Pesan utama ayat 83-84 adalah bahwa amal saleh orang tua akan menjadi pelindung bagi keturunannya. Dinding yang runtuh melambangkan kerapuhan duniawi, namun di balik kerapuhan itu tersimpan janji perlindungan dan rezeki yang dijaga oleh Allah. Ini menguatkan keyakinan bahwa kesalehan adalah investasi abadi, baik bagi diri sendiri maupun bagi generasi penerus.
Setelah menyaksikan tiga peristiwa yang kontras (kerusakan demi kebaikan, kematian demi kesalehan, dan perbaikan demi warisan), Musa akhirnya mengakui keterbatasannya (Ayat 75).
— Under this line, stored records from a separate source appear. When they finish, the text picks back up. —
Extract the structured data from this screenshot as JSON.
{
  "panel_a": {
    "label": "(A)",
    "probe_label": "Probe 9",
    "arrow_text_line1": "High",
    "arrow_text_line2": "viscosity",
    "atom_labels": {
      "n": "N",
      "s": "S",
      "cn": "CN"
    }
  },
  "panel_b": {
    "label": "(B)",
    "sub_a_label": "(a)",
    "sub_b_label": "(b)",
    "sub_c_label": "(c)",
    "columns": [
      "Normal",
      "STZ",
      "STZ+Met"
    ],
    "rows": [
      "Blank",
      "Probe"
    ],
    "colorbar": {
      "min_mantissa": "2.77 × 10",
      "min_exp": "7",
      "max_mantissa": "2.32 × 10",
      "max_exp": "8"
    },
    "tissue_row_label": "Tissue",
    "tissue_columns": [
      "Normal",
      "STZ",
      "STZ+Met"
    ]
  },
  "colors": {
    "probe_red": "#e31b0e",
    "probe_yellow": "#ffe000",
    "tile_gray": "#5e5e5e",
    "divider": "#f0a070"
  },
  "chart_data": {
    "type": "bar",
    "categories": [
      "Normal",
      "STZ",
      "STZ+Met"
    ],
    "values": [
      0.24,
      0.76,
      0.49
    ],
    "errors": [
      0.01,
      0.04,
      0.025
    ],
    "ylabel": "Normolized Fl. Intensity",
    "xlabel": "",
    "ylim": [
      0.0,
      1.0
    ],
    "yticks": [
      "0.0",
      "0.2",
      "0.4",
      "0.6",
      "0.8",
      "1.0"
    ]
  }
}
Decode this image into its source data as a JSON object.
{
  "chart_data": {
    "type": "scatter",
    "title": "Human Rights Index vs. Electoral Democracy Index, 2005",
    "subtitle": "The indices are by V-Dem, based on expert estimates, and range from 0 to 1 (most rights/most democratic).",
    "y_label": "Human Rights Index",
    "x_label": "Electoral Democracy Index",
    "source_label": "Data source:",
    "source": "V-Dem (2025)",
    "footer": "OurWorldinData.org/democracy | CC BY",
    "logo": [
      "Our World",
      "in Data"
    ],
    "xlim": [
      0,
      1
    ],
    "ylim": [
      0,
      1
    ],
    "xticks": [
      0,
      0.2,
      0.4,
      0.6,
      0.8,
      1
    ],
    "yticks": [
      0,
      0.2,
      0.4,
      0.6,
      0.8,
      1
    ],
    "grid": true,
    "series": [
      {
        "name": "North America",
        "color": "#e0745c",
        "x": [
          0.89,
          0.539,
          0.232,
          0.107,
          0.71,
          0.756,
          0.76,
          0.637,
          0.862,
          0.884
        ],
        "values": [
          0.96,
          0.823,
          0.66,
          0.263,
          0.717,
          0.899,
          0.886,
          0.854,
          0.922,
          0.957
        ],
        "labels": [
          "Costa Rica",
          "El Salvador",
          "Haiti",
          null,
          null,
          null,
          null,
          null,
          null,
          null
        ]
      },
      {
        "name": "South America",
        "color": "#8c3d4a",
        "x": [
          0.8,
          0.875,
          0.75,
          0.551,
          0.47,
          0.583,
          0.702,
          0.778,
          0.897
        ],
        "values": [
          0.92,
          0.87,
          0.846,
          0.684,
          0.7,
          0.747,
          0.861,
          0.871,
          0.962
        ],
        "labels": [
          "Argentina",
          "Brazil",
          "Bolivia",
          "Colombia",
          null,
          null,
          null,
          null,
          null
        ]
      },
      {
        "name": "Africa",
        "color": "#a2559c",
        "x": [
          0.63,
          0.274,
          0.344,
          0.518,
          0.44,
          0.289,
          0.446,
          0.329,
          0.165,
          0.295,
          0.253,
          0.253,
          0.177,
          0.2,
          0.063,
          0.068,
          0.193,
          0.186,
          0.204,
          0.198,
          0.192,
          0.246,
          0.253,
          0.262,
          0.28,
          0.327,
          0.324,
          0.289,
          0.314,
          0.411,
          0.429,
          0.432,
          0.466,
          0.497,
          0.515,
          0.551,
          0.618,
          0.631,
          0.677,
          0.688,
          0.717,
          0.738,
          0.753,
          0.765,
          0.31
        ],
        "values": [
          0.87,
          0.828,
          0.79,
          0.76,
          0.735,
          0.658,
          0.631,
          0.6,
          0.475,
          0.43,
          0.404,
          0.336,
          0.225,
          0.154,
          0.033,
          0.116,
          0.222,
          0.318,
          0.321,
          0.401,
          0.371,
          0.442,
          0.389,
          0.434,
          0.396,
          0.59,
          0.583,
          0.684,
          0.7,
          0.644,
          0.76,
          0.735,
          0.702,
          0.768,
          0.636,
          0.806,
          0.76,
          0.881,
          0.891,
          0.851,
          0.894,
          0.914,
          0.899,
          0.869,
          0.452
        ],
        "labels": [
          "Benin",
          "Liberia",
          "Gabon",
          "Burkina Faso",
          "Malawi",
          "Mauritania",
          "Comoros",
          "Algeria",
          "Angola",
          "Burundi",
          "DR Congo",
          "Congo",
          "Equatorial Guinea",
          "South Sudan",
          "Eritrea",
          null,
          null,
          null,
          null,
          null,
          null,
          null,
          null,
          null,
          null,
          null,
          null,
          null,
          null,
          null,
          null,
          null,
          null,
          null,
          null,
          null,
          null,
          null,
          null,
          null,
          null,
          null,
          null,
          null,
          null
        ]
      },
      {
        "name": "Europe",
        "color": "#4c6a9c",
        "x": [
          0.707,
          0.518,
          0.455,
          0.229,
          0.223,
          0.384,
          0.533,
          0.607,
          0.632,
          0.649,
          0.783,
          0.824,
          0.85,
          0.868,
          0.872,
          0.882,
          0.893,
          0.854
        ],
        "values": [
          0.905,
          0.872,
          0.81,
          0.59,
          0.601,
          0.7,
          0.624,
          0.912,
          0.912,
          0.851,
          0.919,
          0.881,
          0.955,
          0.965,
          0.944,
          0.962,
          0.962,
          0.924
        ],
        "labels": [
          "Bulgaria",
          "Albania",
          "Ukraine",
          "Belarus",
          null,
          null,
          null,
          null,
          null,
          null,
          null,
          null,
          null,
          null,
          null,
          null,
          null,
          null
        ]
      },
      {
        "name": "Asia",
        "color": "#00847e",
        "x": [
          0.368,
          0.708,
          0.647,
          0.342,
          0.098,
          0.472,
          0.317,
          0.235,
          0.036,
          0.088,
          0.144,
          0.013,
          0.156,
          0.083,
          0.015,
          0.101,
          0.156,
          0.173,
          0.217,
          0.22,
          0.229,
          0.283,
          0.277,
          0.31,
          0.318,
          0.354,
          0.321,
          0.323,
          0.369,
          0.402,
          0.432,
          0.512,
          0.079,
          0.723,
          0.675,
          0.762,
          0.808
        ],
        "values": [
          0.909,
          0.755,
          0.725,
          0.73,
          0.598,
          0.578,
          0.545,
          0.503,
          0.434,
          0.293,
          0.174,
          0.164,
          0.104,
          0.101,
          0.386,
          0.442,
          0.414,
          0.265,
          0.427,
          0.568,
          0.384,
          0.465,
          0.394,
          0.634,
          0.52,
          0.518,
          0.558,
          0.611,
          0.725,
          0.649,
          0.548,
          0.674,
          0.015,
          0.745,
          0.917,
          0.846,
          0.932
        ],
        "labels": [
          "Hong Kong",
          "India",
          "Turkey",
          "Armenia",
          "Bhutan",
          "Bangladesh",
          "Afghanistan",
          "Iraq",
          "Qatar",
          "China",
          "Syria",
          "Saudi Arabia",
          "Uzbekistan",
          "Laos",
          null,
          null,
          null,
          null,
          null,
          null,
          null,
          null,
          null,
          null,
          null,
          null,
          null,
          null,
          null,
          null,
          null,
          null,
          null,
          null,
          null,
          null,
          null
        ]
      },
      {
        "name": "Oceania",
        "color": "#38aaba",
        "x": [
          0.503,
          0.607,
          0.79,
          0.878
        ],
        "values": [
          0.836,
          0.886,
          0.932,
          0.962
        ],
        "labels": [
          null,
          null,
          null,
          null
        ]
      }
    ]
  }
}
Ketika Khidr siap berpisah, ia menegaskan batasan ilmunya sendiri, yang juga merupakan cerminan batasan ilmu manusia secara umum.
"Katakanlah (Musa): 'Jika aku bertanya kepadamu tentang sesuatu setelah ini, maka janganlah kamu memperbolehkan aku menyertainya lagi; sesungguhnya kamu telah menerima uzur (alasan) dariku.'" (QS. Al-Kahfi: 77 - Merujuk pada janji Musa)
Khidr kemudian menekankan bahwa semua tindakannya adalah atas izin Allah semata. Ayat 90 secara implisit menunjukkan bahwa setiap perbuatan, sekecil apapun, akan dipertanggungjawabkan di hadapan Sang Pencipta.
Rangkaian ayat 81-90 Surah Al-Kahfi adalah sebuah modul pendidikan spiritual yang mengajarkan kita untuk tunduk pada kehendak Ilahi, memahami bahwa pengetahuan manusia terbatas, dan bahwa di balik setiap peristiwa—baik yang tampak baik maupun buruk—tersembunyi kebijaksanaan, rahmat, dan keadilan Allah yang Maha Luas.